Alan Duff’s columns mostly have a valid point, except when he can’t see the achievements.

Dr Rawiri Taonui is professor of Māori and indigenous studies in the college of humanities and social sciences at Massey University.

We should all respect how Alan Duff has overcome the past and become a gifted writer. The despairing tones of Once Were Warriors reminded me of John Steinbeck's Pulitzer prizewinner The Grapes of Wrath. I saw the movie three times.

Many of my fellow Maori academics decried the film as reinforcing negative stereotypes. In contrast, most of my non-university Maori whanau loved seeing their lives on the big screen.

I stood in the latter camp having grown up with alcoholic adults, home violence, an absence of intervention from extended family and elders - most cut off or living the same life, spent time inside as a young man and narrowly averted walking the same path as my role models. Today my wife and I raise three children, none has seen a drunken Maori or the bash, each a miracle.


The ending of Once Were Warriors, which attributed Jake the Muss' torment to ancestral slavehood, under-explains Maori domestic violence and child abuse. Current research, for example Mana Tamariki, shows pre-European Maori parenting was much less violent, so why the change?

Writers, like their texts, are works in progress so I read Duff's columns on this topic with some interest. I agree with him that "Real men don't beat up kids" ( May 24). Real men cherish, foster and protect children. However, the more excoriating "No more excuses - let's foster aspiration" (August 12) argued Maori use colonisation as an excuse to explain away abuse. That is patently inaccurate. The comparisons Duff offers, the Japanese invasion of China and wars in Europe, are not helpful. We do not have data about subsequent child abuse from those events. Neither did they result in the permanent long term economic, geographic and cultural dislocation that typifies high intergenerational child abuse communities.

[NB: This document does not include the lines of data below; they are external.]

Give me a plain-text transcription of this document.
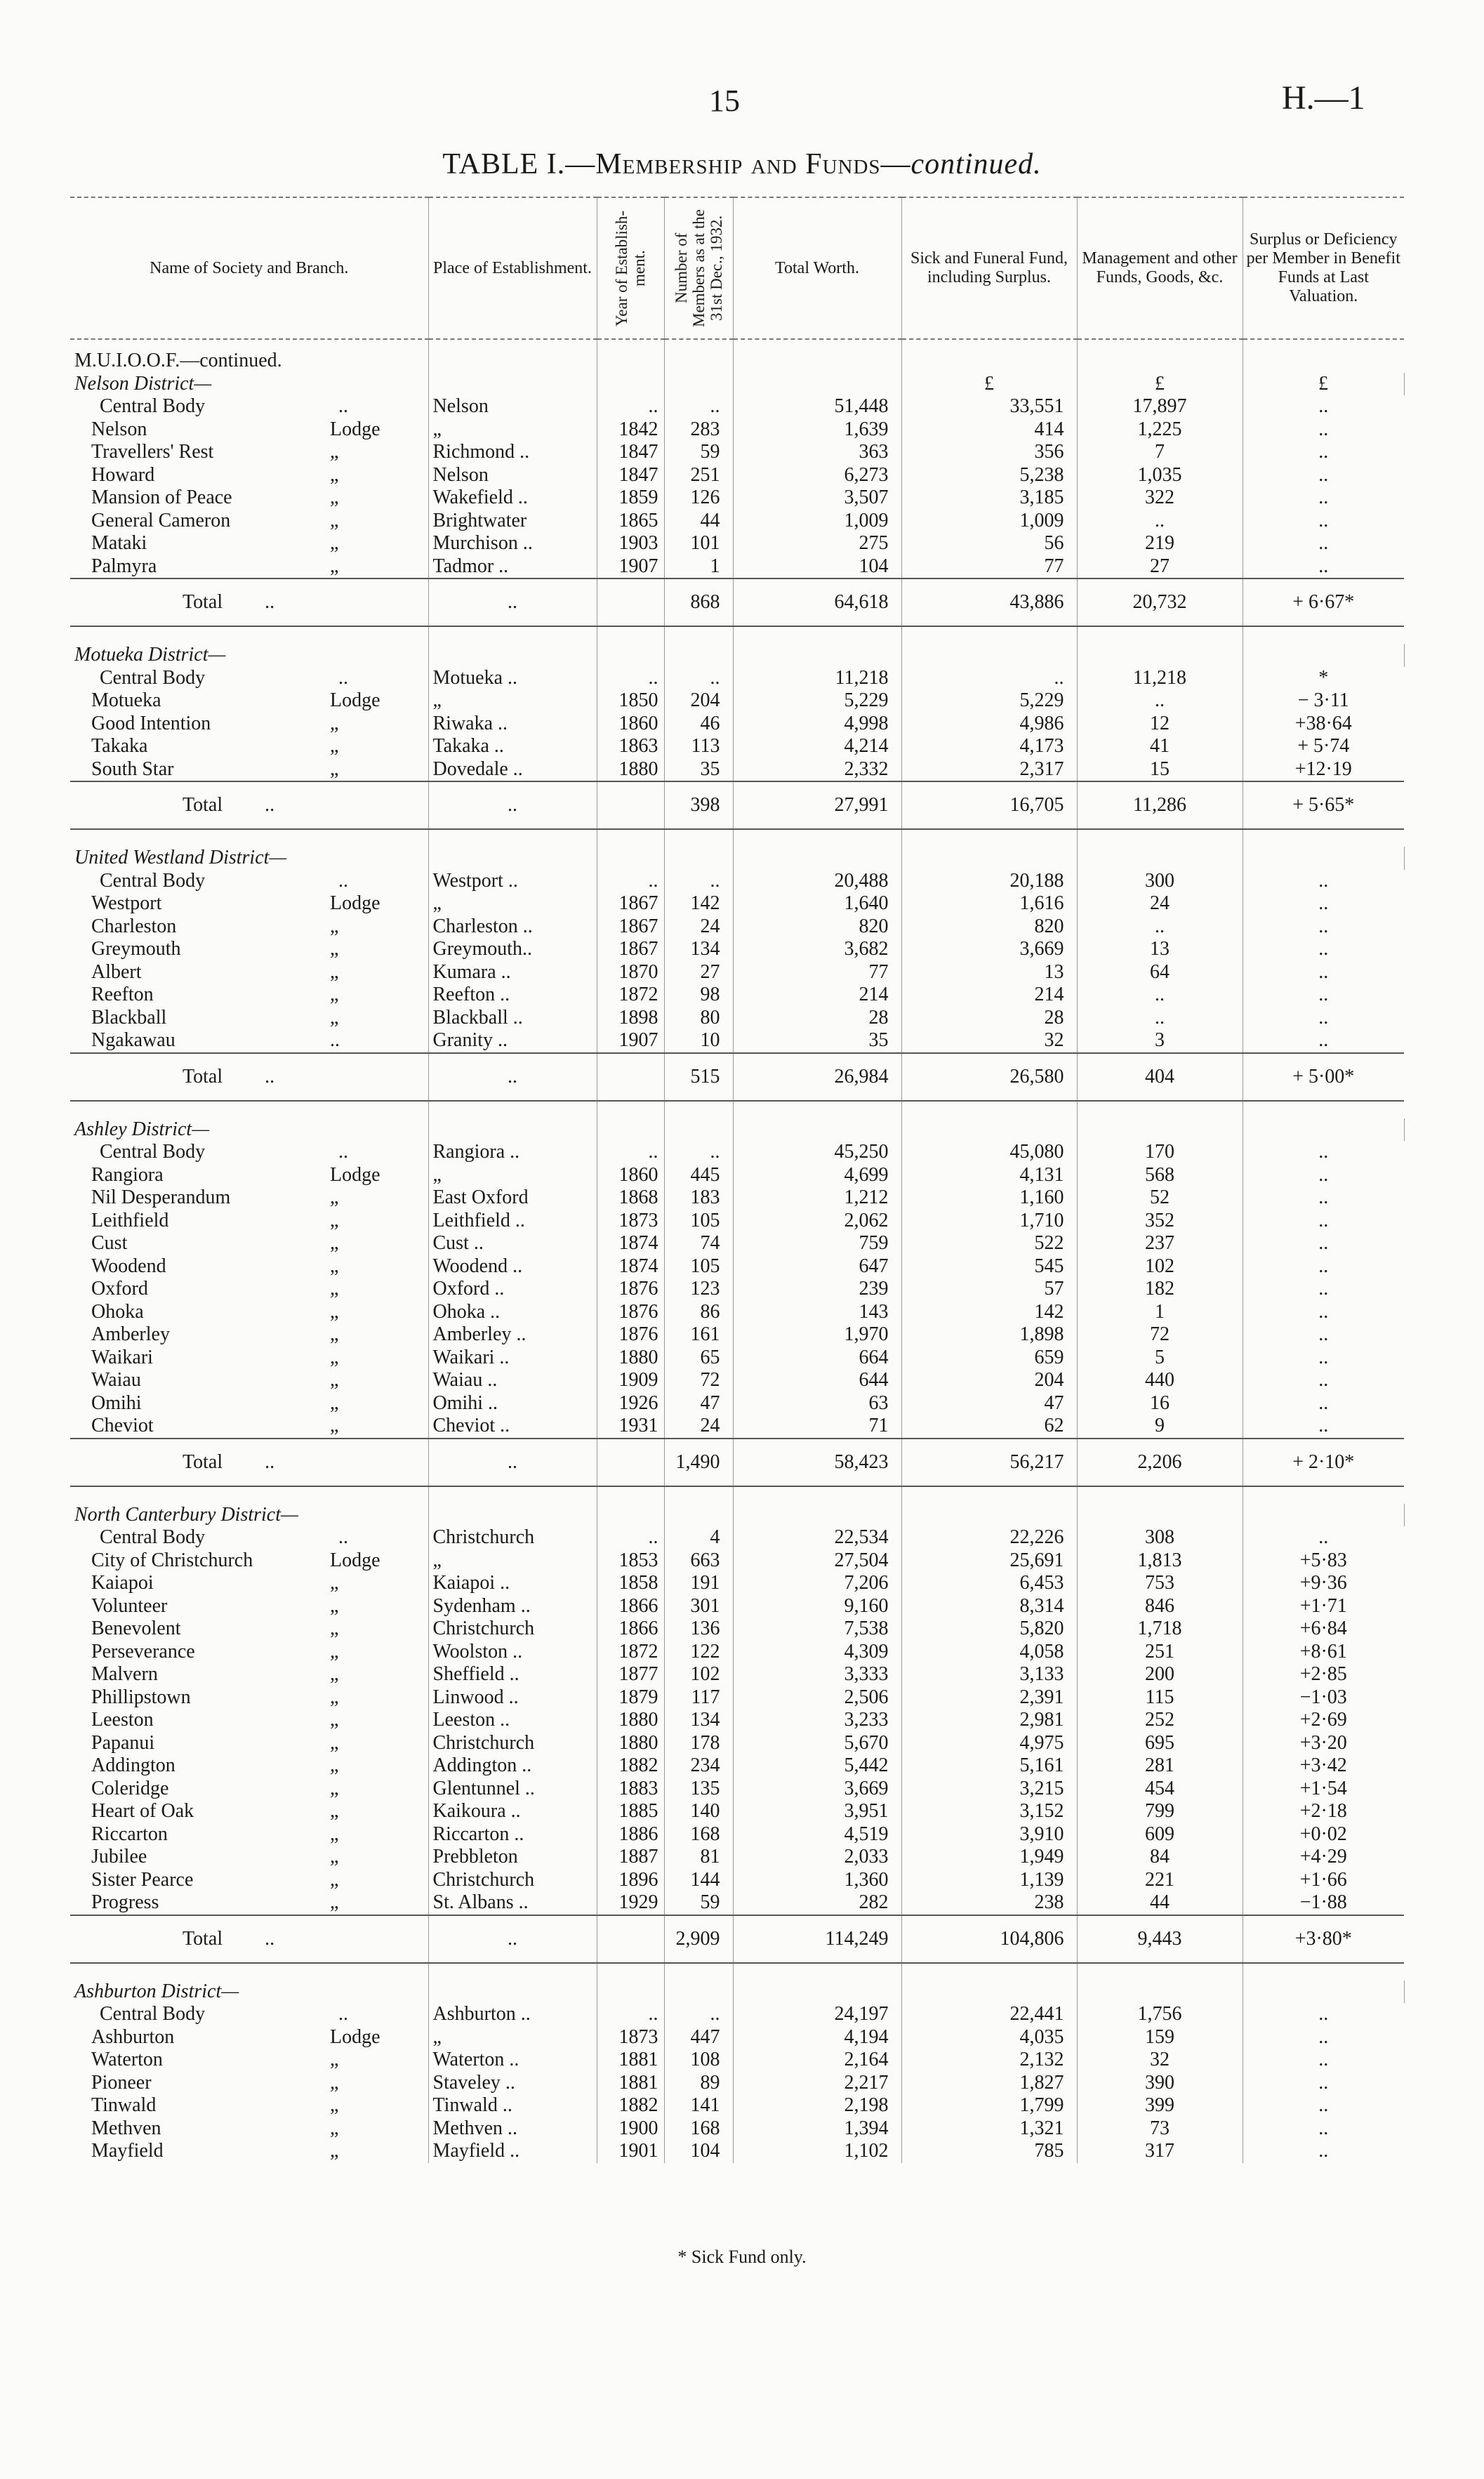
15	H.—1
TABLE I.—Membership and Funds—continued.
Name of Society and Branch.	Place of Establishment.	Year of Establish-ment.	Number of Members as at the 31st Dec., 1932.	Total Worth.	Sick and Funeral Fund, including Surplus.	Management and other Funds, Goods, &c.	Surplus or Deficiency per Member in Benefit Funds at Last Valuation.	

M.U.I.O.O.F.—continued.								
Nelson District—					£	£	£	
Central Body ..	Nelson	..	..	51,448	33,551	17,897	..	
Nelson Lodge	„	1842	283	1,639	414	1,225	..	
Travellers' Rest „	Richmond ..	1847	59	363	356	7	..	
Howard „	Nelson	1847	251	6,273	5,238	1,035	..	
Mansion of Peace „	Wakefield ..	1859	126	3,507	3,185	322	..	
General Cameron „	Brightwater	1865	44	1,009	1,009	..	..	
Mataki „	Murchison ..	1903	101	275	56	219	..	
Palmyra „	Tadmor ..	1907	1	104	77	27	..	
Total ..	..		868	64,618	43,886	20,732	+ 6·67*	

Motueka District—								
Central Body ..	Motueka ..	..	..	11,218	..	11,218	*	
Motueka Lodge	„	1850	204	5,229	5,229	..	− 3·11	
Good Intention „	Riwaka ..	1860	46	4,998	4,986	12	+38·64	
Takaka „	Takaka ..	1863	113	4,214	4,173	41	+ 5·74	
South Star „	Dovedale ..	1880	35	2,332	2,317	15	+12·19	
Total ..	..		398	27,991	16,705	11,286	+ 5·65*	

United Westland District—								
Central Body ..	Westport ..	..	..	20,488	20,188	300	..	
Westport Lodge	„	1867	142	1,640	1,616	24	..	
Charleston „	Charleston ..	1867	24	820	820	..	..	
Greymouth „	Greymouth..	1867	134	3,682	3,669	13	..	
Albert „	Kumara ..	1870	27	77	13	64	..	
Reefton „	Reefton ..	1872	98	214	214	..	..	
Blackball „	Blackball ..	1898	80	28	28	..	..	
Ngakawau ..	Granity ..	1907	10	35	32	3	..	
Total ..	..		515	26,984	26,580	404	+ 5·00*	

Ashley District—								
Central Body ..	Rangiora ..	..	..	45,250	45,080	170	..	
Rangiora Lodge	„	1860	445	4,699	4,131	568	..	
Nil Desperandum „	East Oxford	1868	183	1,212	1,160	52	..	
Leithfield „	Leithfield ..	1873	105	2,062	1,710	352	..	
Cust „	Cust ..	1874	74	759	522	237	..	
Woodend „	Woodend ..	1874	105	647	545	102	..	
Oxford „	Oxford ..	1876	123	239	57	182	..	
Ohoka „	Ohoka ..	1876	86	143	142	1	..	
Amberley „	Amberley ..	1876	161	1,970	1,898	72	..	
Waikari „	Waikari ..	1880	65	664	659	5	..	
Waiau „	Waiau ..	1909	72	644	204	440	..	
Omihi „	Omihi ..	1926	47	63	47	16	..	
Cheviot „	Cheviot ..	1931	24	71	62	9	..	
Total ..	..		1,490	58,423	56,217	2,206	+ 2·10*	

North Canterbury District—								
Central Body ..	Christchurch	..	4	22,534	22,226	308	..	
City of Christchurch Lodge	„	1853	663	27,504	25,691	1,813	+5·83	
Kaiapoi „	Kaiapoi ..	1858	191	7,206	6,453	753	+9·36	
Volunteer „	Sydenham ..	1866	301	9,160	8,314	846	+1·71	
Benevolent „	Christchurch	1866	136	7,538	5,820	1,718	+6·84	
Perseverance „	Woolston ..	1872	122	4,309	4,058	251	+8·61	
Malvern „	Sheffield ..	1877	102	3,333	3,133	200	+2·85	
Phillipstown „	Linwood ..	1879	117	2,506	2,391	115	−1·03	
Leeston „	Leeston ..	1880	134	3,233	2,981	252	+2·69	
Papanui „	Christchurch	1880	178	5,670	4,975	695	+3·20	
Addington „	Addington ..	1882	234	5,442	5,161	281	+3·42	
Coleridge „	Glentunnel ..	1883	135	3,669	3,215	454	+1·54	
Heart of Oak „	Kaikoura ..	1885	140	3,951	3,152	799	+2·18	
Riccarton „	Riccarton ..	1886	168	4,519	3,910	609	+0·02	
Jubilee „	Prebbleton	1887	81	2,033	1,949	84	+4·29	
Sister Pearce „	Christchurch	1896	144	1,360	1,139	221	+1·66	
Progress „	St. Albans ..	1929	59	282	238	44	−1·88	
Total ..	..		2,909	114,249	104,806	9,443	+3·80*	

Ashburton District—								
Central Body ..	Ashburton ..	..	..	24,197	22,441	1,756	..	
Ashburton Lodge	„	1873	447	4,194	4,035	159	..	
Waterton „	Waterton ..	1881	108	2,164	2,132	32	..	
Pioneer „	Staveley ..	1881	89	2,217	1,827	390	..	
Tinwald „	Tinwald ..	1882	141	2,198	1,799	399	..	
Methven „	Methven ..	1900	168	1,394	1,321	73	..	
Mayfield „	Mayfield ..	1901	104	1,102	785	317	..	
* Sick Fund only.
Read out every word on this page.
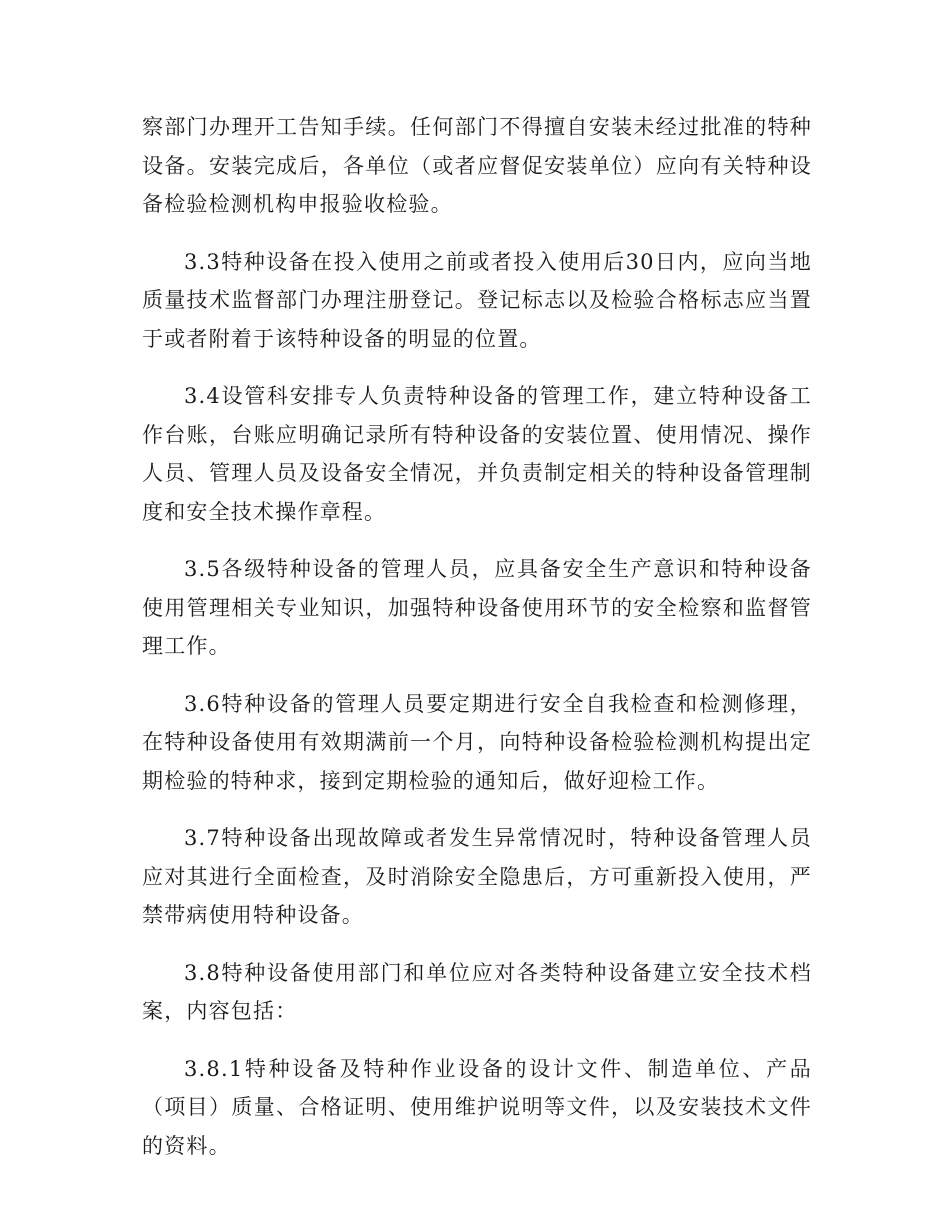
察部门办理开工告知手续。任何部门不得擅自安装未经过批准的特种设备。安装完成后，各单位（或者应督促安装单位）应向有关特种设备检验检测机构申报验收检验。

3.3特种设备在投入使用之前或者投入使用后30日内，应向当地质量技术监督部门办理注册登记。登记标志以及检验合格标志应当置于或者附着于该特种设备的明显的位置。

3.4设管科安排专人负责特种设备的管理工作，建立特种设备工作台账，台账应明确记录所有特种设备的安装位置、使用情况、操作人员、管理人员及设备安全情况，并负责制定相关的特种设备管理制度和安全技术操作章程。

3.5各级特种设备的管理人员，应具备安全生产意识和特种设备使用管理相关专业知识，加强特种设备使用环节的安全检察和监督管理工作。

3.6特种设备的管理人员要定期进行安全自我检查和检测修理，在特种设备使用有效期满前一个月，向特种设备检验检测机构提出定期检验的特种求，接到定期检验的通知后，做好迎检工作。

3.7特种设备出现故障或者发生异常情况时，特种设备管理人员应对其进行全面检查，及时消除安全隐患后，方可重新投入使用，严禁带病使用特种设备。

3.8特种设备使用部门和单位应对各类特种设备建立安全技术档案，内容包括：

3.8.1特种设备及特种作业设备的设计文件、制造单位、产品（项目）质量、合格证明、使用维护说明等文件，以及安装技术文件的资料。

Child abuse rates are disproportionately higher among colonised indigenous in settler societies and among other peoples who suffered loss of land, culture, language and identity, transportation of populations for work either by slavery or urbanisation, concomitant breakdowns in extended family networks, isolation such as indigenous reservations or government housing projects and on-going racism from dominant groups.

Duff connects child abuse, colonisation and anger but doesn't join the dots.

Exacerbated by poverty and alcohol and drug abuse, this is what underpins high intra-family cycles of abuse. The Scots in Europe, African communities in South Africa, African American communities in the United States and the indigenous communities of North America, Australia and New Zealand became the poorest of the poor and have the highest child abuse rates relative to the society within which they live.

This is their reality not their excuse.

Duff's "Time to break silence on Maori violence" (May 17) made a valid and self-evident point: speak up. However, the opprobrium there and in "Maori must help Maori to fly high" (July 19) that claimed Maori leaders utter meaningless platitudes while loafing around in Koru lounges, was unfair.

Some of our leaders are engaged in self-enrichment, the majority are not. Virtually all pre-settlement and post-settlement tribes, and other Maori community organisations have emerging or robust programmes in education, employment, health and youth welfare. Their strategic and operational plans make paramount the investment in the welfare of current and future generations.

The Iwi Leaders Forum's recent signing of the tribal leader Naida Glavish and Judge Carolyn Henwood's bilingual "He Oati mo nga Taitamariki o to tatou Whenua A Covenant for Our Nation's Children" exemplifies that commitment.


Duff's books in homes and schools are great programmes. But books do not advance change without being hands-on with the community of the afflicted. Large numbers of Maori work with communities 24/7 and more.

Duff also accuses radical leaders, such as Hone Harawira ("The bone headed fighter? No thanks", June 22) of being angry mongerers hung up on past grievance with nothing positive to offer. Harawira has a long record of protest alongside others, without which we would not have kohanga reo, te reo as an official language, iwi radio stations, Maori TV, Treaty settlements and Maori advisers in key areas - all vehicles for positive change. Harawira also has an exemplary and decades long community service record in youth focused sports clubs, marae, schools and other community groups.

Duff connects child abuse, colonisation and anger but doesn't join the dots. Colonisation and racism denuding peoples of dignity and wellbeing are processes that systematically apply anger. Target communities internalise that anger.

Those without understanding of the historical position express that anger by targeting the innocent, bashing family and abusing children. Some survivors of that disadvantage, but perhaps hurt or rejected when young, vilify their culture. Others who understand the historical dynamics turn anger into protest. Others, righteously indignant, attempt high-level change. They are our tribal and other community leaders.

Anyone who rises from the mire of a Once were Warriors life is a miracle. Anyone who works to emancipate others from that life is a miracle worker. A further miracle will occur when one of the most powerful writers in Maoridom connects the dark life he so vividly portrays with the reality of its origins.